Tour de France rider Schleck fails doping test. AP via Chron.com
The RadioShack Nissan Trek team pulled Frank Schleck, one of the biggest names in pro cycling, out of the Tour de France on Tuesday after he failed a doping test, threatening to overshadow Bradley Wiggins' bid to win the three-week race in Paris this weekend. The 32-year-old rider from Luxembourg, who was third in last year's Tour, left a police station in Pau where he had discussed the case with authorities after cycling's governing body announced the positive test.The drug that he tested positive for was Xipamide, which is a diuretic and a known masking agent for steroids. Of course, Schleck claims innocence and claims that he was poisoned. He has requested his "B" sample be tested as per normal procedure.
For those of you unfamiliar with the procedure, the "B" sample will be tested and it it comes back negative that's it, case over.
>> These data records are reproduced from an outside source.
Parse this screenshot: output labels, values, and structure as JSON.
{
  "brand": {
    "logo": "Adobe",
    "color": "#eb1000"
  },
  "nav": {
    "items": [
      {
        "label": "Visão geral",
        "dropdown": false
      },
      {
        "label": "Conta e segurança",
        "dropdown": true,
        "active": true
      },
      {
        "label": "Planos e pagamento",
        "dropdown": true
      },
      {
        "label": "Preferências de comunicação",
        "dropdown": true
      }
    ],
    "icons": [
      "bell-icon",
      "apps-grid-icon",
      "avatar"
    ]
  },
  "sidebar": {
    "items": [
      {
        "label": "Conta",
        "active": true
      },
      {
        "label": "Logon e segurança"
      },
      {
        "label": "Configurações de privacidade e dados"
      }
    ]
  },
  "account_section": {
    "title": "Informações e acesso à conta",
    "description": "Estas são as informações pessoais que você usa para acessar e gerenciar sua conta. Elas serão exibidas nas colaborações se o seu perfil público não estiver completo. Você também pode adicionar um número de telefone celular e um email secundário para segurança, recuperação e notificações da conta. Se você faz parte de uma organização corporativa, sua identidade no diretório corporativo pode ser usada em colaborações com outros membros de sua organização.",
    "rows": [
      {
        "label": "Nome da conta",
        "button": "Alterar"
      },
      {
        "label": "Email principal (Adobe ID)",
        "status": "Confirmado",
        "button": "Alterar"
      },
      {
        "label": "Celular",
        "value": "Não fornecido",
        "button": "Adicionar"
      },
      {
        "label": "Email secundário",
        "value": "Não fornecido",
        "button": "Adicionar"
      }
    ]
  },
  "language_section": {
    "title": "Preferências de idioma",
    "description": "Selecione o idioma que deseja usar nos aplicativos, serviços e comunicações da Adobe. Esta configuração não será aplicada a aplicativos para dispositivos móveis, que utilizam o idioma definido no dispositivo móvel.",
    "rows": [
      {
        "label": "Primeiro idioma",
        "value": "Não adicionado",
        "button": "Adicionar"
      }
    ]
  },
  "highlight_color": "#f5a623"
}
If it comes back positive then Frank Schleck will have a right to state his case in front of the UCI (Cycling's governing body) which will then vote on his guilt/innocence and issue his penalty, probably a fine and ban from racing for a period of time.
Not really mentioned in the article is the very real possibility that Schleck will face criminal prosecution in France, which has passed a passel of tough anti-doping laws over the years in response to illegal substances being found in it's biggest sporting event.
With drug testing, under WADA standards, the standard assumption is "guilty until proven innocent". It's very rare for an athlete to present a good case that he didn't inject the substance unknowingly (i.e. 'poisoned') or through benign methods (i.e. tainted meat) at a level that will convince the anti-doping board they're clean.
It's another black eye for cycling, which is not a huge sport in the US but which is very big in parts of Europe. I know I'll be watching le Tour coverage tonight on NBC Sports if only to watch the wailing and gnashing of teeth from the commentators.